Key Cardiovascular Variables

  1. Heart Rate (HR)

    • Normal resting HR: 60-100 bpm.

    • Increases at onset of exercise due to decreased parasympathetic activity.

  2. Stroke Volume (SV)

    • Increases due to higher venous return and greater force of contraction (increased sympathetic activity).

  3. Cardiac Output (Q)

    • Product of heart rate and stroke volume, increases to meet exercise demands.

    • Initial increase followed by a plateau (steady state) around 3-4 minutes into exercise.

  4. Blood Pressure

    • Systolic pressure increases due to higher cardiac output.

    • Diastolic pressure remains constant due to increased vasodilation.

    • Mean arterial pressure is influenced by changes in systolic and diastolic pressures.

  5. Total Peripheral Resistance (TPR)

    • Decreases due to vasodilation, allowing more blood flow to working muscles.

Redistribution of Blood Flow

  • At rest, cardiac output is approximately 6 liters.
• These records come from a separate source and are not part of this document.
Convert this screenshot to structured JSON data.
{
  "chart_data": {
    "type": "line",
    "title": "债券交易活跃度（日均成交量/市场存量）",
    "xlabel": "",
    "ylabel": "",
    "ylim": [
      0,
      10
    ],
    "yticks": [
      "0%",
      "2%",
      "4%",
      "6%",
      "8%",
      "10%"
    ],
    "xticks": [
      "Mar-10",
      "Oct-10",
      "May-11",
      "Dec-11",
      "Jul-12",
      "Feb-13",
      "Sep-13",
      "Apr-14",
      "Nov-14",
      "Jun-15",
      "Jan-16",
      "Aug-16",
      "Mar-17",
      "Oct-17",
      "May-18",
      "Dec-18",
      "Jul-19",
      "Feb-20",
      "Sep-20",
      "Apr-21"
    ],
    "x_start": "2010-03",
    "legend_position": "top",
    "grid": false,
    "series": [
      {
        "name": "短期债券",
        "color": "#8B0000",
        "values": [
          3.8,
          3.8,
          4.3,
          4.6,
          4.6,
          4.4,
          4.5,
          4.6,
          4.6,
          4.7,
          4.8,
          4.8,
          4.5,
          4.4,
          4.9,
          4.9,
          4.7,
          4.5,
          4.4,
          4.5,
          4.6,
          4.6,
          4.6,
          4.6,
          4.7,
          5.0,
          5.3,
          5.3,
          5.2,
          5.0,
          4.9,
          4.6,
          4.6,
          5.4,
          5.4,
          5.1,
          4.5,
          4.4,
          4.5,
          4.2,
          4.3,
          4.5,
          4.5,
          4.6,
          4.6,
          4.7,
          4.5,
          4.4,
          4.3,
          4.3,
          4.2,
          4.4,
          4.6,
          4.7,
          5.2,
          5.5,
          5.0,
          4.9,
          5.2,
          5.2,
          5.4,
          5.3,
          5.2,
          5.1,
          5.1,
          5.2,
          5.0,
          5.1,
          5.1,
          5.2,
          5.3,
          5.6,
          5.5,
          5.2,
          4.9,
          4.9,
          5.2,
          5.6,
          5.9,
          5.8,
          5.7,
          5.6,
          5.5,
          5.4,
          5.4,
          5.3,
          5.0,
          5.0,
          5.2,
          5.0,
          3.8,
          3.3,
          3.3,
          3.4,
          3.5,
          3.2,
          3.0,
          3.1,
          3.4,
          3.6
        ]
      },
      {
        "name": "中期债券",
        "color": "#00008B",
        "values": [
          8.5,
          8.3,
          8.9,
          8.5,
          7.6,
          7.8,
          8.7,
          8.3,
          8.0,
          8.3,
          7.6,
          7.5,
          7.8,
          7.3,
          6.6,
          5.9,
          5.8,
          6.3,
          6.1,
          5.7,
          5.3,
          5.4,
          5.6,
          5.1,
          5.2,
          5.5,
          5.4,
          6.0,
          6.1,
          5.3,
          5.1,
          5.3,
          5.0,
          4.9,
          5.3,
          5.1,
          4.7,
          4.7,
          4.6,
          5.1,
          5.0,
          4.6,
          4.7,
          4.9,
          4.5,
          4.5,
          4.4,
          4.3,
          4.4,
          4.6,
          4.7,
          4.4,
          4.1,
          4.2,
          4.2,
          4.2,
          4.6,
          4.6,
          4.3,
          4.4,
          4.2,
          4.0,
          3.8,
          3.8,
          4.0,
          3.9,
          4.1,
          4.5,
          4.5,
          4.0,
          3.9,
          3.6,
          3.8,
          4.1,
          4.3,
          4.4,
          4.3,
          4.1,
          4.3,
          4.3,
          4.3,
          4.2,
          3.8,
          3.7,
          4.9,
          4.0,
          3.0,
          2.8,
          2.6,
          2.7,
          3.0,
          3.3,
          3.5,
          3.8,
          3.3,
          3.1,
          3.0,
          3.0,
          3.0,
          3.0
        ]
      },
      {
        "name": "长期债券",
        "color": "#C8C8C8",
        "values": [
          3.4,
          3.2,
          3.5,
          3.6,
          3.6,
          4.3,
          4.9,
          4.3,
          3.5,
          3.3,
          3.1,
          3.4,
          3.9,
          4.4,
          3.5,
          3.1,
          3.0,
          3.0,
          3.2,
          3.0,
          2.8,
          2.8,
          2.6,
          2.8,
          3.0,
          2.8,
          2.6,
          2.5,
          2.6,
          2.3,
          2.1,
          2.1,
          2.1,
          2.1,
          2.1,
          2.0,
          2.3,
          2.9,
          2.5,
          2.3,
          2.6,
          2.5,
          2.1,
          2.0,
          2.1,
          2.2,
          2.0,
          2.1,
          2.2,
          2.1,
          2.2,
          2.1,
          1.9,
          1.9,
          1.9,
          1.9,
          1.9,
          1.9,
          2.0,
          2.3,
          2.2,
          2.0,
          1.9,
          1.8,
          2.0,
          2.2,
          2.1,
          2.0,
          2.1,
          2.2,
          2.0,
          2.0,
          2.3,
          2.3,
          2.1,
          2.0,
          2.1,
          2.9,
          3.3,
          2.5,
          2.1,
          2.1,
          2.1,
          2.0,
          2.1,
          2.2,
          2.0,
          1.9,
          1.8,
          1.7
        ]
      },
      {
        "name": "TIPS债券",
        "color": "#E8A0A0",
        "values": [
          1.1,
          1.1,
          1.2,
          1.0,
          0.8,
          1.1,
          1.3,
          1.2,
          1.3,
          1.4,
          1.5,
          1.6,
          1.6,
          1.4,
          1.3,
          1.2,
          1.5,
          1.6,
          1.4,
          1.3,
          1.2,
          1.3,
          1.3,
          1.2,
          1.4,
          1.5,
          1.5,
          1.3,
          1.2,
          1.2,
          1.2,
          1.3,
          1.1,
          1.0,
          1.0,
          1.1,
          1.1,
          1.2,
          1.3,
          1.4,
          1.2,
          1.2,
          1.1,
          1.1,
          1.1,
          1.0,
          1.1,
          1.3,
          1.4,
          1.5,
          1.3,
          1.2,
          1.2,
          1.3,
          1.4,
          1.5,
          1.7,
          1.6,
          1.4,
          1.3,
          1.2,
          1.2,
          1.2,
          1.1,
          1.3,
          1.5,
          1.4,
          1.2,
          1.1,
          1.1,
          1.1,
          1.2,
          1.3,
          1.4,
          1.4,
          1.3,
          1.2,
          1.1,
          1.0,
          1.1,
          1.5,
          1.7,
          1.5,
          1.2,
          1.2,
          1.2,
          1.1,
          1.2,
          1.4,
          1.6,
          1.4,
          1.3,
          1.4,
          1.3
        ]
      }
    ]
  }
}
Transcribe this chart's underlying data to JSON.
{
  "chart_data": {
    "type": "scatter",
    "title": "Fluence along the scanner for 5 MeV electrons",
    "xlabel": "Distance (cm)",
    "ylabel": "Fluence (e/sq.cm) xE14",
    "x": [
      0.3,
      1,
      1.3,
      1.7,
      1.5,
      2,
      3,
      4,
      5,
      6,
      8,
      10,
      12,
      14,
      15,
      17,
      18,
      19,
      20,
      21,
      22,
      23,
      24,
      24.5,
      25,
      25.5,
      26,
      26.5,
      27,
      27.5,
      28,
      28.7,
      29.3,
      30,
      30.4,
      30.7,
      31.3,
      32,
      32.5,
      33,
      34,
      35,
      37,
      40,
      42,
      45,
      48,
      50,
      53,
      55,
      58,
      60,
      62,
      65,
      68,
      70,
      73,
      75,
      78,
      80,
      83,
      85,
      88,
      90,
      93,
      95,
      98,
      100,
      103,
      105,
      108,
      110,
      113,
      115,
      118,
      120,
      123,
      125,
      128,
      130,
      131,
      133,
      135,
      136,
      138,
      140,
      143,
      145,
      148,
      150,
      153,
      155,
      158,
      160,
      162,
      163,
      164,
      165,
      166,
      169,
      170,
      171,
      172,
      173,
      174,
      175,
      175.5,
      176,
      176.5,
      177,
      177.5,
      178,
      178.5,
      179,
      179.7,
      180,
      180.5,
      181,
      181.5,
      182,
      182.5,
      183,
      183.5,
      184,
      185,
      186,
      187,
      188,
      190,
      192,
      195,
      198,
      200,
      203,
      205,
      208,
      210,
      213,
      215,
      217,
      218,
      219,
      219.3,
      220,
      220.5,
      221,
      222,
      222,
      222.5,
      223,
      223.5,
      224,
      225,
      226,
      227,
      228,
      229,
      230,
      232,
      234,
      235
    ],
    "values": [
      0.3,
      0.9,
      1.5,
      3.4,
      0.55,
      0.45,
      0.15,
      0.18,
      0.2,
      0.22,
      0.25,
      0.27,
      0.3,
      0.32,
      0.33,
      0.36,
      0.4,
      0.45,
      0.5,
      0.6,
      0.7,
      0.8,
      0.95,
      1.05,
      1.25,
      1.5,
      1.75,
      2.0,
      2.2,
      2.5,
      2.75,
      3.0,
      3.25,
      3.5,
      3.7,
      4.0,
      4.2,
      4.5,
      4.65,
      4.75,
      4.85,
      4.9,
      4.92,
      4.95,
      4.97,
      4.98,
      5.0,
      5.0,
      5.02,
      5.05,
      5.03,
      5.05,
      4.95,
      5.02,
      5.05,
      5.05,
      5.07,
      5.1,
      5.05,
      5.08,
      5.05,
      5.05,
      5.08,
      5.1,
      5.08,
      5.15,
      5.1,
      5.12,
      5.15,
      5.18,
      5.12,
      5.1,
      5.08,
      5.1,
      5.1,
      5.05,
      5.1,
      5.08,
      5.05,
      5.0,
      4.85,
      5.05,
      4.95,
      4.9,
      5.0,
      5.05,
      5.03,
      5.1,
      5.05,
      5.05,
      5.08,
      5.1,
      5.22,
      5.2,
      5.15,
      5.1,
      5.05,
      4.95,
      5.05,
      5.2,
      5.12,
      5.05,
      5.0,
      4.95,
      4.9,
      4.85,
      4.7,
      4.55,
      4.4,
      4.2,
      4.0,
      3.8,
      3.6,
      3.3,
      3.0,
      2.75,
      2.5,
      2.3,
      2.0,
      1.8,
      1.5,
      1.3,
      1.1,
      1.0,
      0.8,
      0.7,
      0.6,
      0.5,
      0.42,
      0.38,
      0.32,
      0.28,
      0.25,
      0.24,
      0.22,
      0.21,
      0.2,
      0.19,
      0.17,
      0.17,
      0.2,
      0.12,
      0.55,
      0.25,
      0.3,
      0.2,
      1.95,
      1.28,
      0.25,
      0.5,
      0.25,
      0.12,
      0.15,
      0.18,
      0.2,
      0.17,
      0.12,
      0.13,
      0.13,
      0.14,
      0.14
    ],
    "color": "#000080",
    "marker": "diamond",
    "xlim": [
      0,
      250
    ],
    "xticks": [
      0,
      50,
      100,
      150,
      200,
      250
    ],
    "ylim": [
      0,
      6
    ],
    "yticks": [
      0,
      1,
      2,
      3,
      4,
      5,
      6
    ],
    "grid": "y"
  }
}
During light to moderate exercise, it can rise to nearly double that.

  • Majority of blood flows to working muscles (around 50% during light exercise), while skin, brain, and digestive organs receive varying amounts based on needs.

Short Term Light to Moderate Intensity Exercise Responses

  • Initial increases in HR, SV, and Q contribute to meeting physical demands.

  • After a few minutes, cardiovascular variables reach steady state, allowing efficient blood distribution.

  • Intra-exercise physiological shifts lead to increased blood flow to skin for thermoregulation.

Long Term Moderate to Heavy Aerobic Exercise Responses

  1. Cardiovascular Drift

    • Stroke volume decreases over prolonged exercise due to increased competition for blood flow (skin vs. working muscle).

    • Heart rate must increase to maintain cardiac output as stroke volume declines.

    • Systolic pressure decreases slightly; diastolic remains unchanged, while mean arterial pressure experiences only modest increases.

  2. Blood Flow Redistribution

    • Cardiac output can increase significantly (up to approximately 18 liters during heavy aerobic exercise).

    • Majority of blood redirected to working muscles (up to 75% of cardiac output).

    • Skin receives additional blood for cooling, while less is sent to the digestive system.

    • Brain perfusion remains steady at around 750ml.

Incremental to Maximal Exercise Responses

  1. Cardiac Output

    • Initially driven by stroke volume; plateaus at about 50% maximal workload.

    • After this threshold, heart rate increases primarily drive further increases in cardiac output.

  2. Blood Pressure

    • Systolic blood pressure shows a linear increase while diastolic remains constant.

    • TPR decreases to manage blood flow to working muscles and maintain output.

  3. Total Peripheral Resistance

    • Decreases further under stress to facilitate higher cardiac output.

    • Represents the body's effort to direct blood flow effectively during exercise.

  4. Redistribution

    • At maximal exertion, cardiac output may reach 25 liters.

    • Approx. 90% of blood may be directed to skeletal muscle, while brain and coronary blood flow slightly increases to support cognitive function and heart activity.

VO2 Max and Cardiovascular Efficiency

  • VO2 max is a crucial indicator involving multi-system interaction (respiratory, cardiovascular, muscular).

  • Determined by the Fick equation:

    • VO2 = AVO2 Difference × Cardiac Output.

  • Not strictly tied to the muscular system's limits - instead, often constrained by cardiac output.

Limiting Factors of VO2 Max

  • Primary limiting factor is inadequate blood flow to working muscle.

  • Other possible limitations include respiratory factors (inadequate ventilation) or metabolic issues (mitochondrial limitations).

  • VO2 max serves as a cardiovascular measure often linked directly to cardiac output.